她常常會在睡夢中把腿伸到我這邊來,側過身子倚在我臂彎裡,恬靜安然,像個聖潔的嬰兒。攤開來的一瀑黑髮透著微香,平平仄仄當是婉約寫意的小令,只在心裡念頌,怕驚擾她。於鵝黃的燈影裡瞧過去,猶如展開半幅水薄煙淺的墨畫,一次一次凝望,一次一次韻味不同。
平素裡她不是這般安靜的,張開眼睛就要弄出些響動來。通常如果不失眠,我會比她起得晚。而她梳洗完畢,顧自準備早點。隨後是叫醒兒子——這楊家大公子學了他爹一般懶散,逢休息日不睡到日上三竿是不肯起的。在他母親再三敦請威逼利誘之下,
而我這時是醒了的,賴在被中不肯起。她會把音響打開,放得最多的是鄧麗君的曲子。當我掙扎著在“如果沒有遇見你”的歌聲中起身,她會以絕美的舞蹈動作雀躍而至:一腳高高踮起、一腳越過頭頂直奔鬢邊,迅即原地旋轉一周騰身跨步。
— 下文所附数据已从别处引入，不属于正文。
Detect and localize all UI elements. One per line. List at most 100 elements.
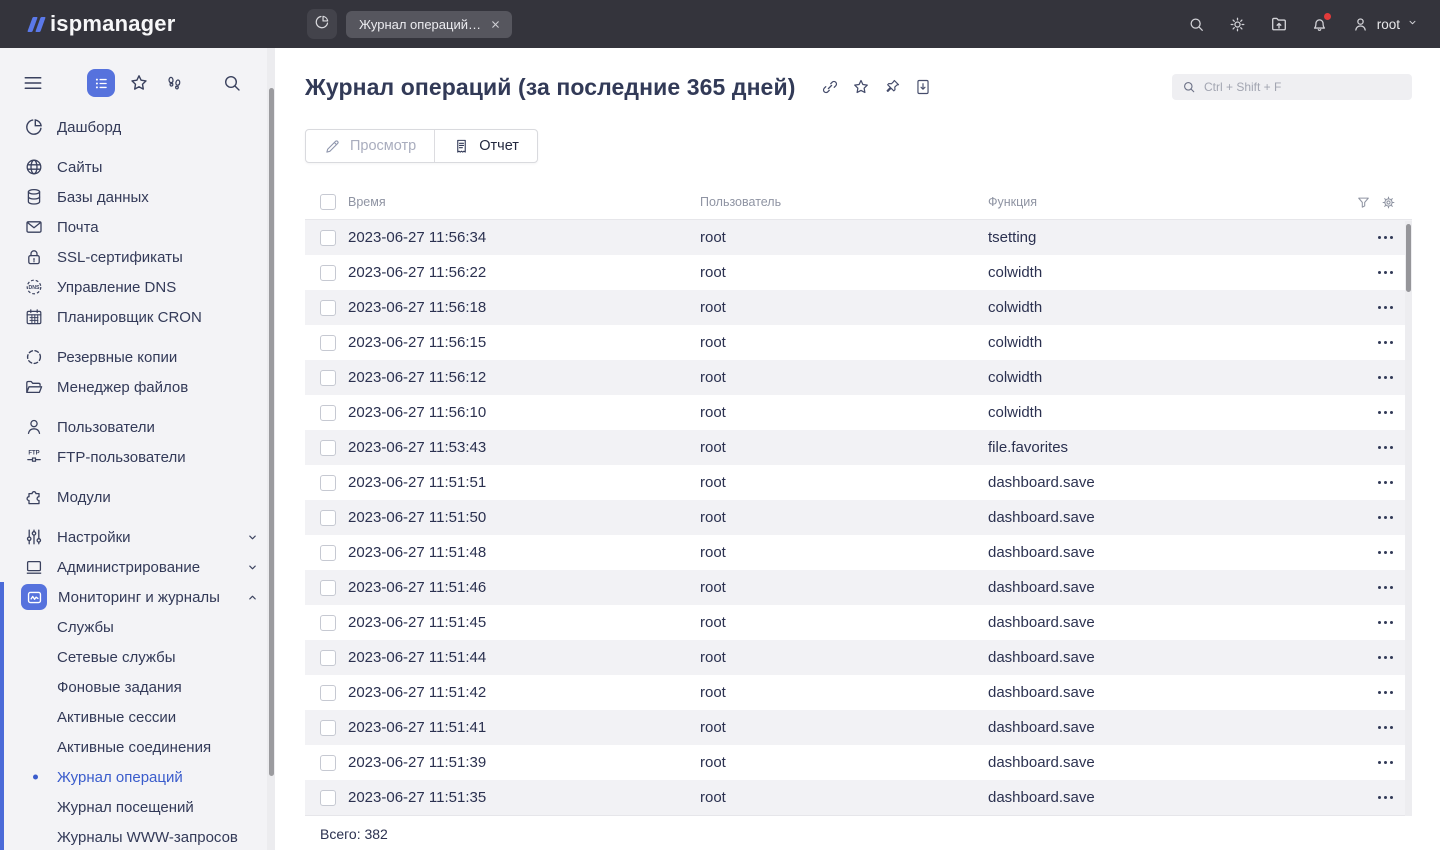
table-row[interactable]: 2023-06-27 11:51:39rootdashboard.save [305, 745, 1412, 780]
table-row[interactable]: 2023-06-27 11:51:46rootdashboard.save [305, 570, 1412, 605]
link-icon[interactable] [821, 78, 839, 96]
file-download-icon[interactable] [914, 78, 932, 96]
row-checkbox[interactable] [320, 300, 336, 316]
install-icon[interactable] [1270, 15, 1288, 33]
star-icon[interactable] [128, 72, 150, 94]
row-actions-icon[interactable] [1346, 446, 1412, 449]
row-actions-icon[interactable] [1346, 761, 1412, 764]
sidebar-item-monitoring[interactable]: Мониторинг и журналы [0, 582, 275, 612]
sidebar-item-ssl[interactable]: SSL-сертификаты [0, 242, 275, 272]
row-actions-icon[interactable] [1346, 236, 1412, 239]
theme-icon[interactable] [1229, 15, 1247, 33]
table-row[interactable]: 2023-06-27 11:56:34roottsetting [305, 220, 1412, 255]
page-search[interactable] [1172, 74, 1412, 100]
table-row[interactable]: 2023-06-27 11:51:48rootdashboard.save [305, 535, 1412, 570]
sidebar-item-network-services[interactable]: Сетевые службы [0, 642, 275, 672]
sidebar-item-operations-log[interactable]: Журнал операций [0, 762, 275, 792]
row-actions-icon[interactable] [1346, 586, 1412, 589]
sidebar-item-modules[interactable]: Модули [0, 482, 275, 512]
sidebar-item-administration[interactable]: Администрирование [0, 552, 275, 582]
row-checkbox[interactable] [320, 685, 336, 701]
sidebar-item-cron[interactable]: Планировщик CRON [0, 302, 275, 332]
row-checkbox[interactable] [320, 580, 336, 596]
row-checkbox[interactable] [320, 615, 336, 631]
table-scrollbar-thumb[interactable] [1406, 224, 1411, 292]
sidebar-item-databases[interactable]: Базы данных [0, 182, 275, 212]
search-icon[interactable] [221, 72, 243, 94]
sidebar-item-backups[interactable]: Резервные копии [0, 342, 275, 372]
star-icon[interactable] [852, 78, 870, 96]
ispmanager-logo[interactable]: ispmanager [0, 11, 275, 37]
row-actions-icon[interactable] [1346, 271, 1412, 274]
table-row[interactable]: 2023-06-27 11:56:22rootcolwidth [305, 255, 1412, 290]
row-checkbox[interactable] [320, 510, 336, 526]
footprints-icon[interactable] [163, 72, 185, 94]
row-actions-icon[interactable] [1346, 481, 1412, 484]
sidebar-item-sites[interactable]: Сайты [0, 152, 275, 182]
row-actions-icon[interactable] [1346, 796, 1412, 799]
table-row[interactable]: 2023-06-27 11:53:43rootfile.favorites [305, 430, 1412, 465]
row-checkbox[interactable] [320, 335, 336, 351]
row-checkbox[interactable] [320, 405, 336, 421]
row-checkbox[interactable] [320, 230, 336, 246]
table-row[interactable]: 2023-06-27 11:51:35rootdashboard.save [305, 780, 1412, 815]
sidebar-item-services[interactable]: Службы [0, 612, 275, 642]
table-row[interactable]: 2023-06-27 11:51:44rootdashboard.save [305, 640, 1412, 675]
select-all-checkbox[interactable] [320, 194, 336, 210]
table-row[interactable]: 2023-06-27 11:51:42rootdashboard.save [305, 675, 1412, 710]
row-checkbox[interactable] [320, 790, 336, 806]
gear-icon[interactable] [1381, 195, 1396, 210]
sidebar-item-dns[interactable]: DNS Управление DNS [0, 272, 275, 302]
row-checkbox[interactable] [320, 440, 336, 456]
row-actions-icon[interactable] [1346, 376, 1412, 379]
close-icon[interactable] [490, 19, 501, 30]
search-icon[interactable] [1188, 15, 1206, 33]
tab-operations-log[interactable]: Журнал операций… [346, 11, 512, 38]
sidebar-item-visits-log[interactable]: Журнал посещений [0, 792, 275, 822]
table-scrollbar-track[interactable] [1405, 221, 1412, 816]
row-checkbox[interactable] [320, 650, 336, 666]
menu-list-icon[interactable] [87, 69, 115, 97]
table-row[interactable]: 2023-06-27 11:56:10rootcolwidth [305, 395, 1412, 430]
notifications-icon[interactable] [1311, 15, 1329, 33]
sidebar-item-dashboard[interactable]: Дашборд [0, 112, 275, 142]
sidebar-item-mail[interactable]: Почта [0, 212, 275, 242]
table-row[interactable]: 2023-06-27 11:51:51rootdashboard.save [305, 465, 1412, 500]
row-actions-icon[interactable] [1346, 621, 1412, 624]
filter-icon[interactable] [1356, 195, 1371, 210]
table-row[interactable]: 2023-06-27 11:51:41rootdashboard.save [305, 710, 1412, 745]
report-button[interactable]: Отчет [435, 130, 537, 162]
sidebar-item-file-manager[interactable]: Менеджер файлов [0, 372, 275, 402]
row-checkbox[interactable] [320, 755, 336, 771]
row-checkbox[interactable] [320, 720, 336, 736]
row-actions-icon[interactable] [1346, 411, 1412, 414]
table-row[interactable]: 2023-06-27 11:56:18rootcolwidth [305, 290, 1412, 325]
table-row[interactable]: 2023-06-27 11:51:50rootdashboard.save [305, 500, 1412, 535]
table-row[interactable]: 2023-06-27 11:56:15rootcolwidth [305, 325, 1412, 360]
row-actions-icon[interactable] [1346, 306, 1412, 309]
sidebar-item-active-connections[interactable]: Активные соединения [0, 732, 275, 762]
row-actions-icon[interactable] [1346, 551, 1412, 554]
row-checkbox[interactable] [320, 265, 336, 281]
sidebar-item-users[interactable]: Пользователи [0, 412, 275, 442]
dashboard-tab-button[interactable] [307, 9, 337, 39]
row-actions-icon[interactable] [1346, 516, 1412, 519]
sidebar-item-settings[interactable]: Настройки [0, 522, 275, 552]
table-row[interactable]: 2023-06-27 11:51:45rootdashboard.save [305, 605, 1412, 640]
row-checkbox[interactable] [320, 475, 336, 491]
row-actions-icon[interactable] [1346, 341, 1412, 344]
sidebar-item-active-sessions[interactable]: Активные сессии [0, 702, 275, 732]
sidebar-item-background-tasks[interactable]: Фоновые задания [0, 672, 275, 702]
table-row[interactable]: 2023-06-27 11:56:12rootcolwidth [305, 360, 1412, 395]
hamburger-icon[interactable] [22, 72, 44, 94]
pin-icon[interactable] [883, 78, 901, 96]
row-checkbox[interactable] [320, 370, 336, 386]
search-input[interactable] [1204, 80, 1402, 94]
view-button[interactable]: Просмотр [306, 130, 434, 162]
sidebar-item-www-logs[interactable]: Журналы WWW-запросов [0, 822, 275, 850]
row-actions-icon[interactable] [1346, 656, 1412, 659]
sidebar-item-ftp-users[interactable]: FTP FTP-пользователи [0, 442, 275, 472]
user-menu[interactable]: root [1352, 15, 1418, 33]
sidebar-scrollbar-track[interactable] [267, 48, 275, 850]
row-actions-icon[interactable] [1346, 691, 1412, 694]
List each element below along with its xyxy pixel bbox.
這姿勢瞧著眼熟,舞劇《白毛女》裡喜兒翻身得解放遇著大春就是這形狀。於是我倦意全消,攬妻入懷,柔柔吻了,魚水情深的一天,自此開始來過。
家中沒有太過敞闊的空間供她每日裡提身飛腳,幾次大的動作之後,門框床幫常與她產生親密接觸。等我們有了錢,先買所豪宅,木地板上鋪手工毯,敞開了讓她載歌載舞。
邊做家務邊聽歌是她的最愛。她唱歌是不錯的,上學時我們的班級聯歡會常常演變成為她的個人獨唱音樂會。我那時是坐在她後面的,道貌岸然做莘莘學子狀,腦海裡浮現與她在校園初相遇的模樣:兩條粗黑的麻花辮子,水紅色嵌著靛藍豎紋的衣衫,挎在肩上的書包帶勒開領口,眉峰輕驟,一下子就會想起《雨巷》裡丁香一樣惹人憐愛的姑娘。未曾料想,數年後童話成為經典,浪漫歸於自然,同窗情深芳心暗許,身化彩蝶雙舞雙棲。
新婚不久的一個冬夜,路面結了冰,我們攜手回家。她極高興,頑童一樣跑開來茲啦茲啦滑冰。我心疼她新置的行頭,在後面大叫:“您腳上的皮鞋是借別人穿的吧?”她嘻笑著滑回到我身邊,挽住我的胳膊。兀然想到,這飄飄搖搖的女子,自此以後,就把一生一世交付於我。肩膀忽的沉了。